Rayad didn’t kill Kenno that day.

In fact, he didn’t return at all. But the waiting grated on Kenno’s mind. Every sound from outside would set him on alert, making him wonder if it was Rayad.

Kenno had come to know what to expect from Rayad over the past week, although he dreaded every moment of it. But now he had no idea what would happen. If Rayad came today, he might murder Kenno in cold blood, or he might do nothing at all. It all depended on what he’d decided about the benefits and drawbacks of keeping Kenno alive.

Kenno laughed at the absurdity of it. His life had become a list of pros and cons. And now his life depended on that list.

And if Rayad didn’t come, was that a good or bad thing? Did it mean he had decided not to kill Kenno? Or did it mean he would simply stay away and let him starve to death?

The issue turned over and over in Kenno’s mind, refusing to let him stop thinking of what might happen. Finally, late that night, he managed to doze off into a restless sleep.

The next morning, Leyon returned. “I don’t have any food today,” he said apologetically as he untied Kenno’s hands.

“Then why are you here?” Kenno asked, half frustrated and half curious.

Leyon said simply, “I told you I’d be back.” He sat down next to Kenno just like he had before.

Why did Leyon have to make it so hard not to trust him? Kenno breathed out sharply and refused to look at the man.

An uncomfortable thought entered his mind. This was the first day that Leyon hadn’t brought him food, and it was the day after Rayad had given up on Kenno. Maybe Leyon, too, had come to the conclusion that Rayad might simply let Kenno starve.

And if that was Rayad’s plan, Leyon wouldn’t prevent it.

“You shouldn’t come here,” Kenno said shortly. “There’s nothing you can really do. And you’re risking your son.” If he exists.

“Until Rayad finds me here for the first time, I can pretend I knew nothing,” Leyon said.

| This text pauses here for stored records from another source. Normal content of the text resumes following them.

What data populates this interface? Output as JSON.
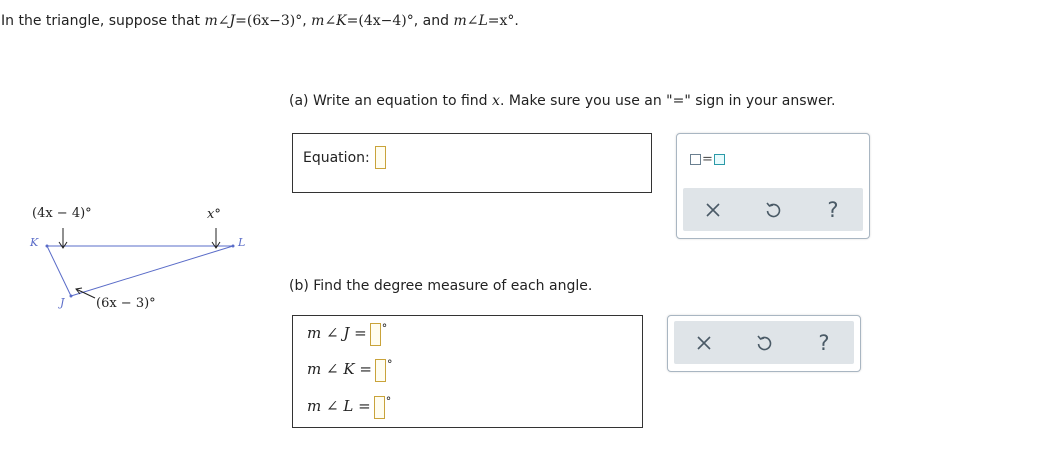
{
  "problem": {
    "intro": "In the triangle, suppose that ",
    "m": "m",
    "angle_symbol": "∠",
    "J": "J",
    "J_expr": "=(6x−3)°",
    "comma1": ", ",
    "K": "K",
    "K_expr": "=(4x−4)°",
    "comma2": ", and ",
    "L": "L",
    "L_expr": "=x°",
    "period": "."
  },
  "part_a": {
    "prefix": "(a)  Write an equation to find ",
    "var": "x",
    "suffix": ". Make sure you use an \"=\" sign in your answer.",
    "equation_label": "Equation:"
  },
  "part_b": {
    "prompt": "(b)  Find the degree measure of each angle.",
    "rows": [
      {
        "m": "m",
        "angle": "∠",
        "vertex": "J",
        "eq": "=",
        "deg": "°"
      },
      {
        "m": "m",
        "angle": "∠",
        "vertex": "K",
        "eq": "=",
        "deg": "°"
      },
      {
        "m": "m",
        "angle": "∠",
        "vertex": "L",
        "eq": "=",
        "deg": "°"
      }
    ]
  },
  "figure": {
    "label_K_angle": "(4x − 4)°",
    "label_L_angle": "x°",
    "label_J_angle": "(6x − 3)°",
    "vertex_K": "K",
    "vertex_L": "L",
    "vertex_J": "J",
    "line_color": "#5a6cc8"
  },
  "tools": {
    "template_icon": "equation-template-icon",
    "clear_icon": "close-icon",
    "undo_icon": "undo-icon",
    "help_label": "?"
  },
  "colors": {
    "answer_slot_border": "#c9a33a",
    "tool_bar": "#dfe4e8",
    "tool_icon": "#4a5a66"
  }
}
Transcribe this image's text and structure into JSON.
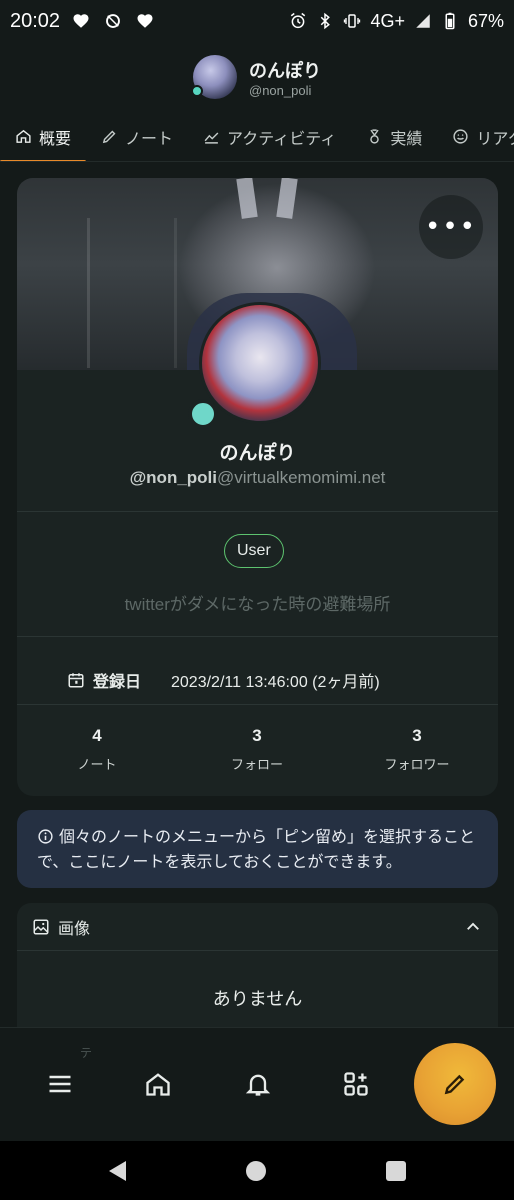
{
  "status_bar": {
    "time": "20:02",
    "network": "4G+",
    "battery": "67%",
    "icons": [
      "heart-icon",
      "data-saver-icon",
      "heart-icon",
      "alarm-icon",
      "bluetooth-icon",
      "vibrate-icon",
      "signal-icon",
      "battery-icon"
    ]
  },
  "header": {
    "name": "のんぽり",
    "handle": "@non_poli"
  },
  "tabs": [
    {
      "label": "概要",
      "icon": "home-icon",
      "active": true
    },
    {
      "label": "ノート",
      "icon": "pencil-icon",
      "active": false
    },
    {
      "label": "アクティビティ",
      "icon": "chart-line-icon",
      "active": false
    },
    {
      "label": "実績",
      "icon": "medal-icon",
      "active": false
    },
    {
      "label": "リアクシ",
      "icon": "smile-icon",
      "active": false
    }
  ],
  "profile": {
    "display_name": "のんぽり",
    "username": "@non_poli",
    "host": "@virtualkemomimi.net",
    "role": "User",
    "bio": "twitterがダメになった時の避難場所",
    "registered_label": "登録日",
    "registered_value": "2023/2/11 13:46:00 (2ヶ月前)",
    "stats": [
      {
        "value": "4",
        "label": "ノート"
      },
      {
        "value": "3",
        "label": "フォロー"
      },
      {
        "value": "3",
        "label": "フォロワー"
      }
    ],
    "more_button": "•••"
  },
  "pinned_info": {
    "text": "個々のノートのメニューから「ピン留め」を選択することで、ここにノートを表示しておくことができます。"
  },
  "images_section": {
    "title": "画像",
    "empty_text": "ありません"
  },
  "bottom_nav": {
    "ghost_text": "テ",
    "items": [
      "menu-icon",
      "home-icon",
      "bell-icon",
      "widgets-icon"
    ],
    "fab": "compose-icon"
  },
  "colors": {
    "accent": "#e88a2a",
    "fab": "#e8a234",
    "online": "#6fd7c9",
    "role_border": "#5dc36f",
    "info_bg": "#253042",
    "card_bg": "#1b2322",
    "page_bg": "#141a19"
  }
}
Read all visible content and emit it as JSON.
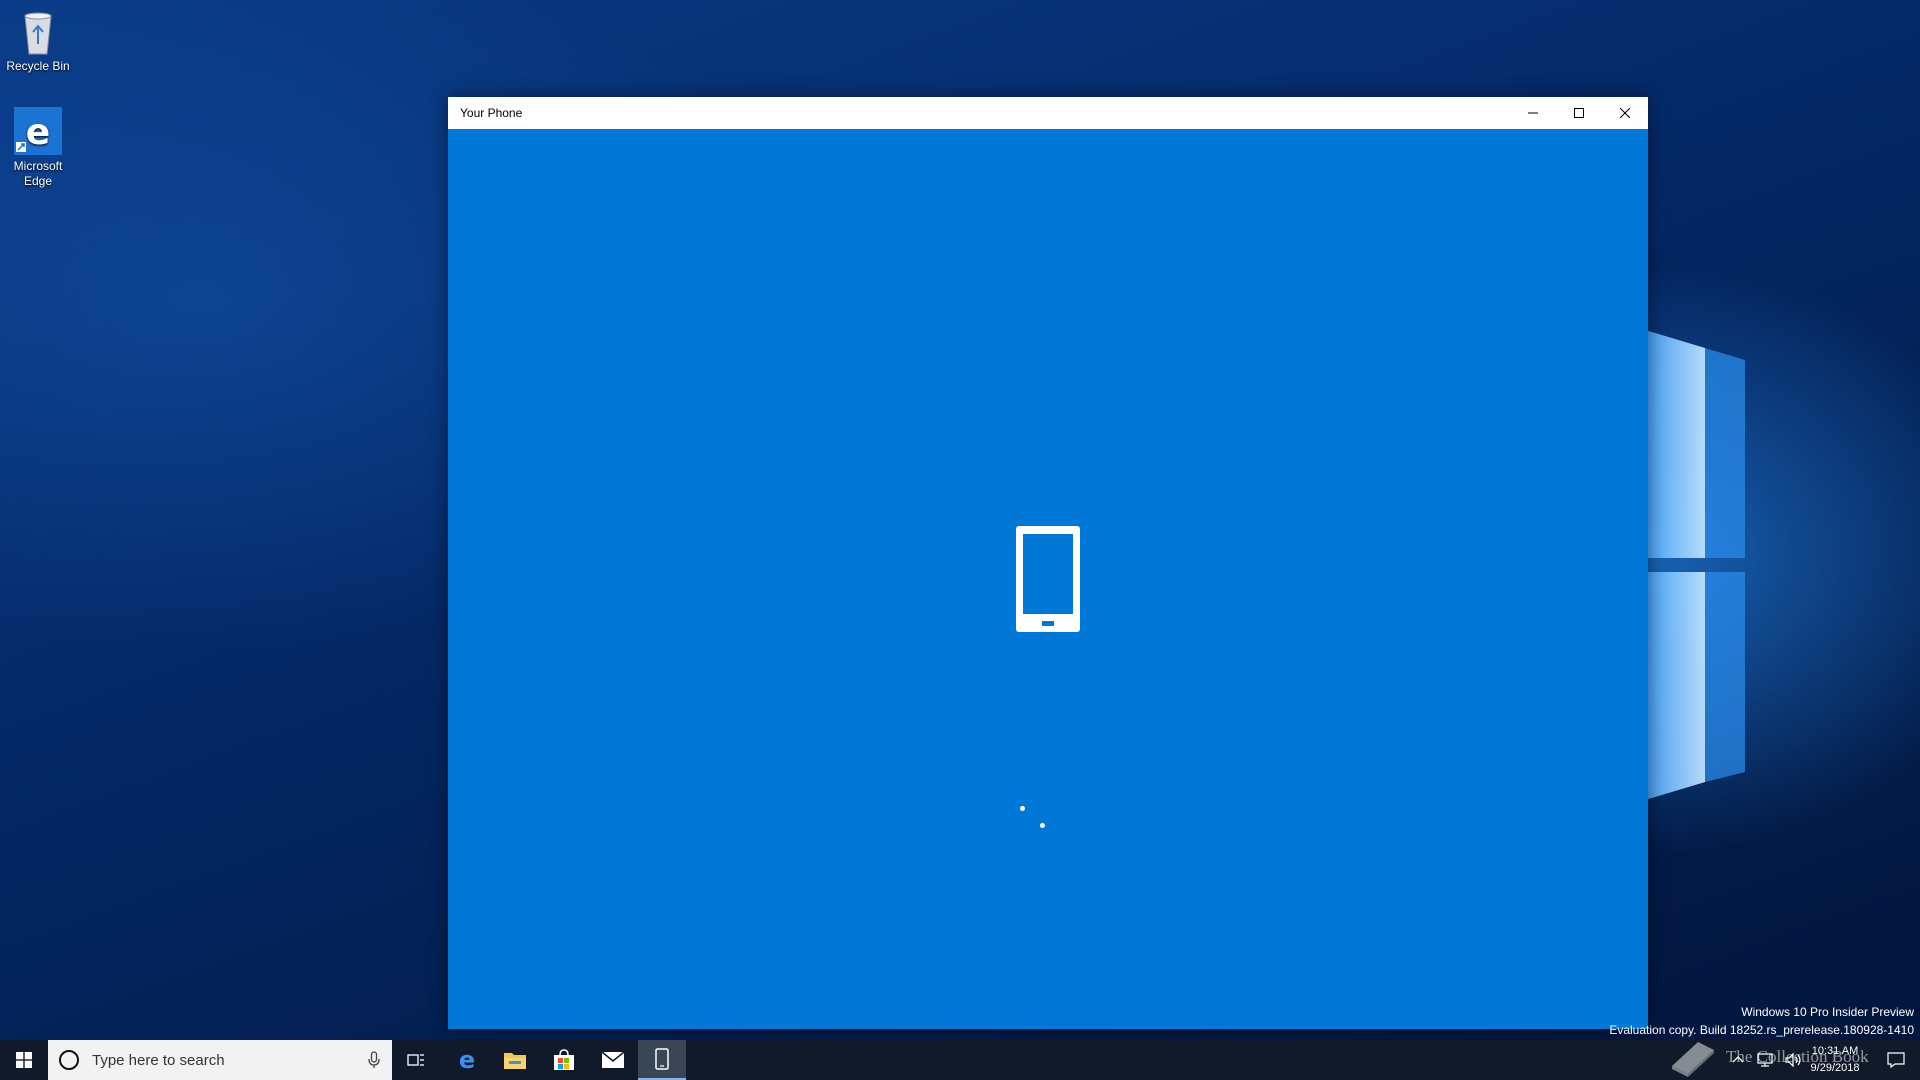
{
  "desktop": {
    "icons": [
      {
        "label": "Recycle Bin"
      },
      {
        "label": "Microsoft Edge"
      }
    ]
  },
  "window": {
    "title": "Your Phone",
    "background_color": "#0078d7",
    "controls": {
      "minimize_icon": "minimize-icon",
      "maximize_icon": "maximize-icon",
      "close_icon": "close-icon"
    },
    "center_icon": "phone-icon",
    "loading_indicator": "spinner"
  },
  "watermark": {
    "line1": "Windows 10 Pro Insider Preview",
    "line2": "Evaluation copy. Build 18252.rs_prerelease.180928-1410",
    "collection_text": "The Collection Book"
  },
  "taskbar": {
    "search": {
      "placeholder": "Type here to search"
    },
    "pinned": [
      "start-icon",
      "task-view-icon",
      "edge-icon",
      "file-explorer-icon",
      "store-icon",
      "mail-icon",
      "your-phone-icon"
    ],
    "active_app": "your-phone-icon",
    "clock": {
      "time": "10:31 AM",
      "date": "9/29/2018"
    }
  }
}
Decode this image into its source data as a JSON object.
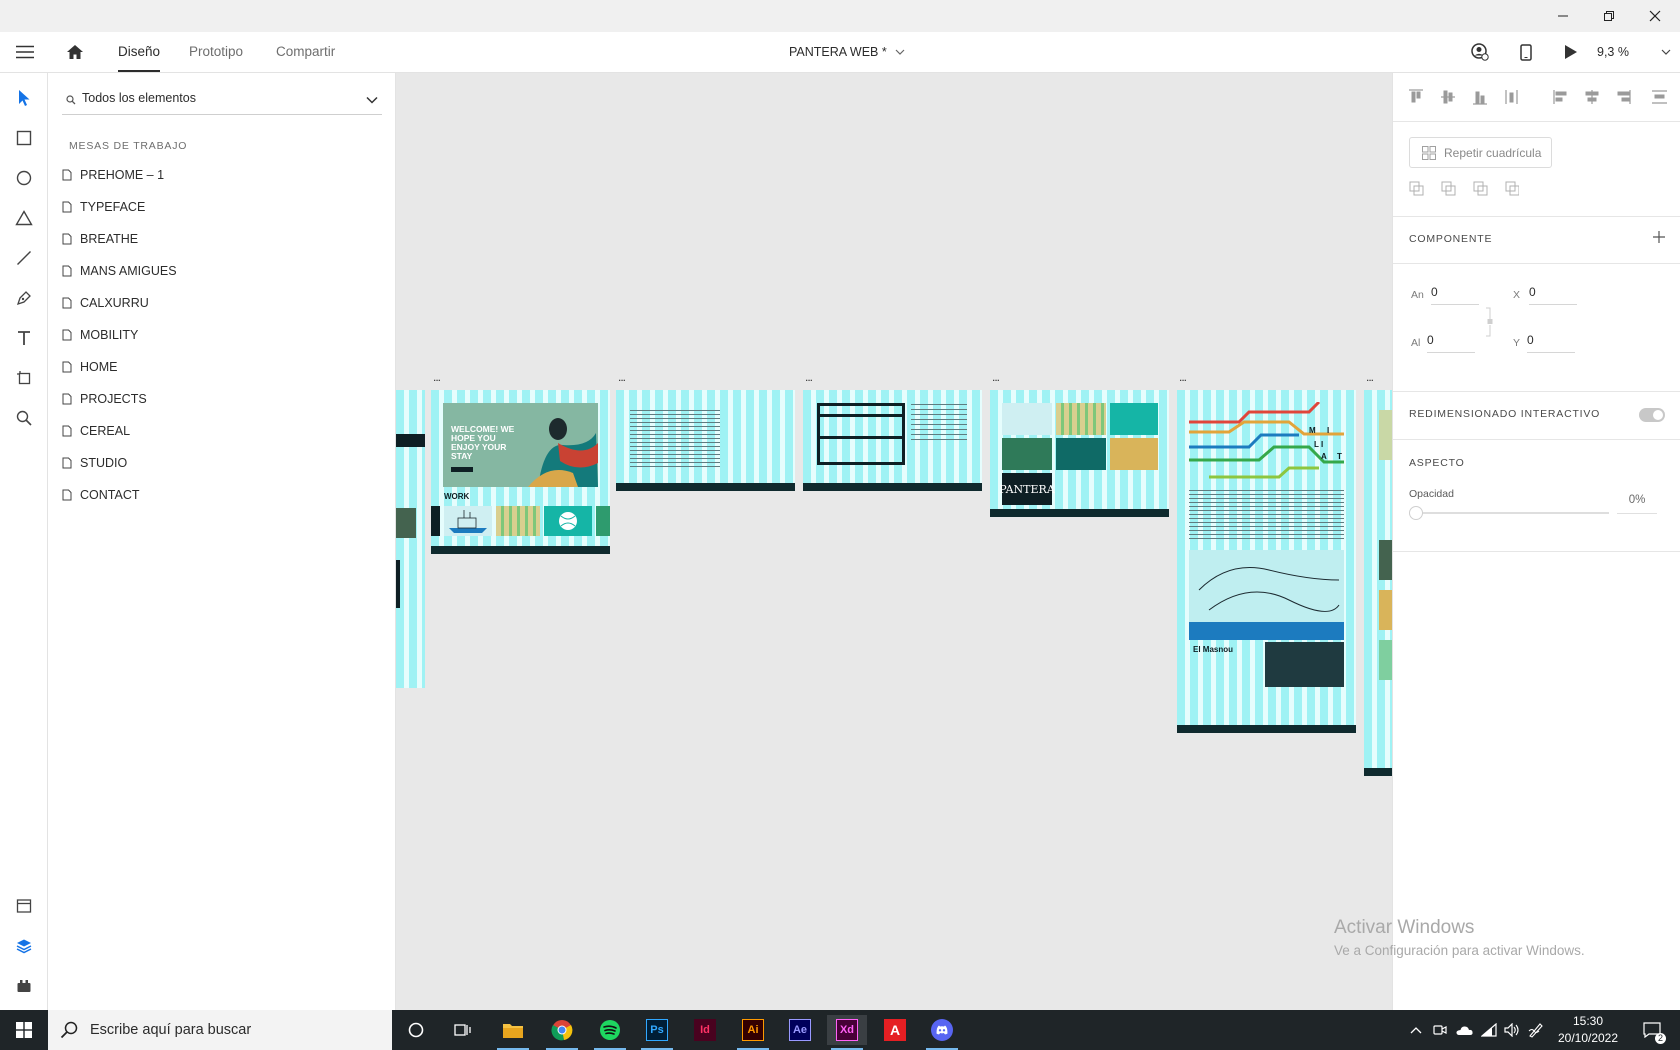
{
  "window": {
    "minimize": "—",
    "maximize": "❐",
    "close": "✕"
  },
  "header": {
    "tabs": [
      {
        "label": "Diseño",
        "active": true
      },
      {
        "label": "Prototipo",
        "active": false
      },
      {
        "label": "Compartir",
        "active": false
      }
    ],
    "document_title": "PANTERA WEB *",
    "zoom": "9,3 %"
  },
  "layers": {
    "search_placeholder": "Todos los elementos",
    "section_title": "MESAS DE TRABAJO",
    "artboards": [
      "PREHOME – 1",
      "TYPEFACE",
      "BREATHE",
      "MANS AMIGUES",
      "CALXURRU",
      "MOBILITY",
      "HOME",
      "PROJECTS",
      "CEREAL",
      "STUDIO",
      "CONTACT"
    ]
  },
  "canvas": {
    "artboard_menu": "...",
    "home_headline": "WELCOME! WE HOPE YOU ENJOY YOUR STAY",
    "home_section": "WORK",
    "brand": "PANTERA",
    "mobility_title": "El Masnou",
    "mobility_letters": [
      "M",
      "B",
      "I",
      "L",
      "I",
      "T",
      "A",
      "T"
    ]
  },
  "properties": {
    "repeat_grid": "Repetir cuadrícula",
    "component_title": "COMPONENTE",
    "width_label": "An",
    "height_label": "Al",
    "x_label": "X",
    "y_label": "Y",
    "width_value": "0",
    "height_value": "0",
    "x_value": "0",
    "y_value": "0",
    "responsive_title": "REDIMENSIONADO INTERACTIVO",
    "appearance_title": "ASPECTO",
    "opacity_label": "Opacidad",
    "opacity_value": "0%"
  },
  "watermark": {
    "line1": "Activar Windows",
    "line2": "Ve a Configuración para activar Windows."
  },
  "taskbar": {
    "search_placeholder": "Escribe aquí para buscar",
    "apps": [
      "file-explorer",
      "chrome",
      "spotify",
      "photoshop",
      "indesign",
      "illustrator",
      "after-effects",
      "adobe-xd",
      "autocad",
      "discord"
    ],
    "app_labels": {
      "ps": "Ps",
      "id": "Id",
      "ai": "Ai",
      "ae": "Ae",
      "xd": "Xd",
      "autocad": "A"
    },
    "time": "15:30",
    "date": "20/10/2022",
    "notifications": "2"
  }
}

“You don’t know nothing,” Kenno said.

Leyon looked at him in a way that made Kenno stop. “I have lied every day for the past three years,” he said. “I can lie to Rayad again.”

Kenno glanced at the ground and didn’t argue. Instead he asked, “What’s your son’s name?”

The words made him think of Tole. Of both of his children, so alone and unprepared to survive. He prayed they would stay safe without him and Siya to protect them. Siya…

“His name is Doken,” Leyon said. “He’s a year older than Anla.” The past tense than Anla was hung in the air unsaid. “He’s full of the same life,” Leyon continued, a distant smile crossing his face. “Always jumping from one exciting thing to the next, always ready to make a new friend, always smiling and never upset for long.”

“Does he know about her?” Kenno asked. He should stop asking all these personal questions, but he didn’t want to sit here in silence, and he didn’t know what else to say. How’s the weather today? would sound painfully out of place in circumstances like this.

“Not the truth,” Leyon said. “They all think she drowned.”

Kenno nodded in acknowledgement. He didn't have a response to that.